Dans les bureaux de la direction générale de CIH Bank au siège social à Casablanca, décembre 2016.
Le CIH se métamorphose

Le CIH, par son mode de fonctionnement et de financement sans cesse conforté depuis le Décret royal de 1968, est directement concerné par les mesures contenues dans le plan d’ajustement structurel. Son existence même en tant qu’organisme spécialisé est remise en question, au même titre que la BNDE et la CNCA. La transformation est inéluctable, et l’institution doit s’y préparer.

En fait, c’est tout l’écosystème du CIH qui va être bouleversé par trois changements majeurs et simultanés. Tout d’abord, les marchés sont décloisonnés sur le plan bancaire : il y a désormais un seul marché dans lequel tous les acteurs peuvent intervenir. Ensuite, le crédit, quant à lui, est désencadré, ce qui signifie la fin de la limitation des volumes des crédits bancaires. Désormais, les autres banques peuvent aussi financer les secteurs sur lesquels le CIH avait jusque-là un monopole de fait.

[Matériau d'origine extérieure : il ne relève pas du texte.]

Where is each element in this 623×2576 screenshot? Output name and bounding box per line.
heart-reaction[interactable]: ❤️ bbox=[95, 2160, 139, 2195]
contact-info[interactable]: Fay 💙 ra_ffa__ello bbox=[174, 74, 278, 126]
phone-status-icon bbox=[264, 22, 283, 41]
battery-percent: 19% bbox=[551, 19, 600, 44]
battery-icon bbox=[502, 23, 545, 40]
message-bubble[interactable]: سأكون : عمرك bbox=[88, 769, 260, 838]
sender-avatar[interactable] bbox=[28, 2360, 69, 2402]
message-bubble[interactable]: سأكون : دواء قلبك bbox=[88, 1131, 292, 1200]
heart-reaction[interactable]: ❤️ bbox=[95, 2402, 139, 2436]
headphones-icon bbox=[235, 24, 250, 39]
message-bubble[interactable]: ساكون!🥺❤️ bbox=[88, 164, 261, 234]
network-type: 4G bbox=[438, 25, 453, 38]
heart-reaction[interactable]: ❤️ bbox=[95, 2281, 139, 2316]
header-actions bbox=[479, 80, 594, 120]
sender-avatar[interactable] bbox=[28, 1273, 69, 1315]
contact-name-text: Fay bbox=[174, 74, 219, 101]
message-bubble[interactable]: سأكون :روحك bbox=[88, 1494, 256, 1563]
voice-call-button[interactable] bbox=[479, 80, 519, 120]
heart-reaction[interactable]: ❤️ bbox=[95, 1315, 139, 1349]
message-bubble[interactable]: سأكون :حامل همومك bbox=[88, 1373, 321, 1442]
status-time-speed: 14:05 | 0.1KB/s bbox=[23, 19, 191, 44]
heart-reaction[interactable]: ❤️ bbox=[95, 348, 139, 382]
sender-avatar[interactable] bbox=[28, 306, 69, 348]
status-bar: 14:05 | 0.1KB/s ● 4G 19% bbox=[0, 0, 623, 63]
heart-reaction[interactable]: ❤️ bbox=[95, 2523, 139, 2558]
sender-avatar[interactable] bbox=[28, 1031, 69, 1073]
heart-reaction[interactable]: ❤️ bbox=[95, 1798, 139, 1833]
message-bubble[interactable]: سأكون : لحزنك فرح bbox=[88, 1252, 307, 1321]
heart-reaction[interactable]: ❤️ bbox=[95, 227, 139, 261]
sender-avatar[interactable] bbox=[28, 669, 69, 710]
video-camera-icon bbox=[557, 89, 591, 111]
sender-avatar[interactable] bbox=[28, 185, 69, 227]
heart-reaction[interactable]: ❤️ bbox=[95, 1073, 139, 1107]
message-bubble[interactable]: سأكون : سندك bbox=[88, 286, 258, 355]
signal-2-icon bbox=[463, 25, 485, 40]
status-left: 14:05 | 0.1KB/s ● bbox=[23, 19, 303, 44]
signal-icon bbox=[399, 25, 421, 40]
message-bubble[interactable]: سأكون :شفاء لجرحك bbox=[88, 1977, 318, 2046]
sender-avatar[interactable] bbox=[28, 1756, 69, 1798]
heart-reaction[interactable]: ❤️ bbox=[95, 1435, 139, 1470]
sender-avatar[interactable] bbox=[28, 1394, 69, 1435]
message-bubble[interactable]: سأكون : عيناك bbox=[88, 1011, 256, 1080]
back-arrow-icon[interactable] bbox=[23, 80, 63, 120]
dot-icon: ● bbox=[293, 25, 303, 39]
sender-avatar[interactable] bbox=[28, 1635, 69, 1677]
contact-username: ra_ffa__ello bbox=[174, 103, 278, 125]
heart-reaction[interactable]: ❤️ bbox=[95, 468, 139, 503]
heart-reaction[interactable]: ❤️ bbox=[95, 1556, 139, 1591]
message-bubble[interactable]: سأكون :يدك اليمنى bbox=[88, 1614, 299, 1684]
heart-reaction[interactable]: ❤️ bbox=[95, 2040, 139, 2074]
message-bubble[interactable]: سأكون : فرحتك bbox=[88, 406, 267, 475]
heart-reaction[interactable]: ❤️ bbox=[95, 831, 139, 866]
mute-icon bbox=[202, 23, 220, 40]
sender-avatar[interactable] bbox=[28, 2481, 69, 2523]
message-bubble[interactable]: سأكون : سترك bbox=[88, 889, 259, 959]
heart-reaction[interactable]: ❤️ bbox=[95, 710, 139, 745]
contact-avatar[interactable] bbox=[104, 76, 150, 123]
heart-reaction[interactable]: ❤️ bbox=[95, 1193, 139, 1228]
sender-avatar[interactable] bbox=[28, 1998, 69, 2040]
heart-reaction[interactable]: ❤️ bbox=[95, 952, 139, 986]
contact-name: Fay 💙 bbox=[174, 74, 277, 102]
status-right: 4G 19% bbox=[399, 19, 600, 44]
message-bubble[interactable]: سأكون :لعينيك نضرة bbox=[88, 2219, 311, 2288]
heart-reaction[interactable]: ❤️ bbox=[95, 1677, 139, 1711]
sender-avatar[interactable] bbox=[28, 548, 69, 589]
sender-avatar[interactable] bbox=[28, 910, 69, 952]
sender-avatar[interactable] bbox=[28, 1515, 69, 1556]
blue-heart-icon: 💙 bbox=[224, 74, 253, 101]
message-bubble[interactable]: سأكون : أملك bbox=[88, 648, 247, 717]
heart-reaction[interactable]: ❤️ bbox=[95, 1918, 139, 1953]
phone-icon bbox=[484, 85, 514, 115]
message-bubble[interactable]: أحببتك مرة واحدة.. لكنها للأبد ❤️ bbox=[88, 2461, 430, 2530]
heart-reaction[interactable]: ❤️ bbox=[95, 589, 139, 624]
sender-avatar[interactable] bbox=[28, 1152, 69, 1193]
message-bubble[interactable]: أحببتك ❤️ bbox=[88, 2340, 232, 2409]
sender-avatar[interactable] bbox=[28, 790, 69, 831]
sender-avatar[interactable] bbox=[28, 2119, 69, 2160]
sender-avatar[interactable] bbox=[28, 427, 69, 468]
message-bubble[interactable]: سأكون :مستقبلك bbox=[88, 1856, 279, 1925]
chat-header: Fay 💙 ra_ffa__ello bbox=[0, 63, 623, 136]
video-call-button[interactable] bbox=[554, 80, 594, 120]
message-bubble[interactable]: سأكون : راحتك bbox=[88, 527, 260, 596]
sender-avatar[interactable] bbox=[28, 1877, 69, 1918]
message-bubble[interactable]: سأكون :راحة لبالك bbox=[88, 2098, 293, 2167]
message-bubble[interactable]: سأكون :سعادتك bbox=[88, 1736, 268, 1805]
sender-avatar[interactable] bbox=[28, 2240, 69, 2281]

Signalétique « Prêts » au 4e étage du siège social de CIH Bank à Casablanca, décembre 2016.
Sur la passerelle qui surplombe le hall d’entrée du siège social de CIH Bank à Casablanca, novembre 2015.

Enfin, les taux sont libéralisés, laissant le marché décider, quand auparavant Bank Al-Maghrib s’en chargeait. Le CIH, mis au même niveau que les autres banques commerciales, se voit amputé de ses outils financiers et en matière de crédit. Il perd sa situation de monopole concernant le logement et l’hôtellerie, et est maintenant en situation de concurrence.

La loi de finances du 31 décembre 1985 répond à la question désormais cruciale du financement. Elle autorise en effet le CIH à recevoir le dépôt du public, à consentir des crédits à court terme et à ouvrir des guichets bancaires. Le cadre légal est posé, à charge pour l’institution d’aller chercher elle-même ses ressources, comme toute banque ! La gageure est à la hauteur des enjeux, car c’est la première fois qu’un organisme financier spécialisé va opérer une telle transformation. La date officielle de démarrage de l’activité bancaire est fixée au mois de mars 1988. La mutation est en marche et chaque instant compte.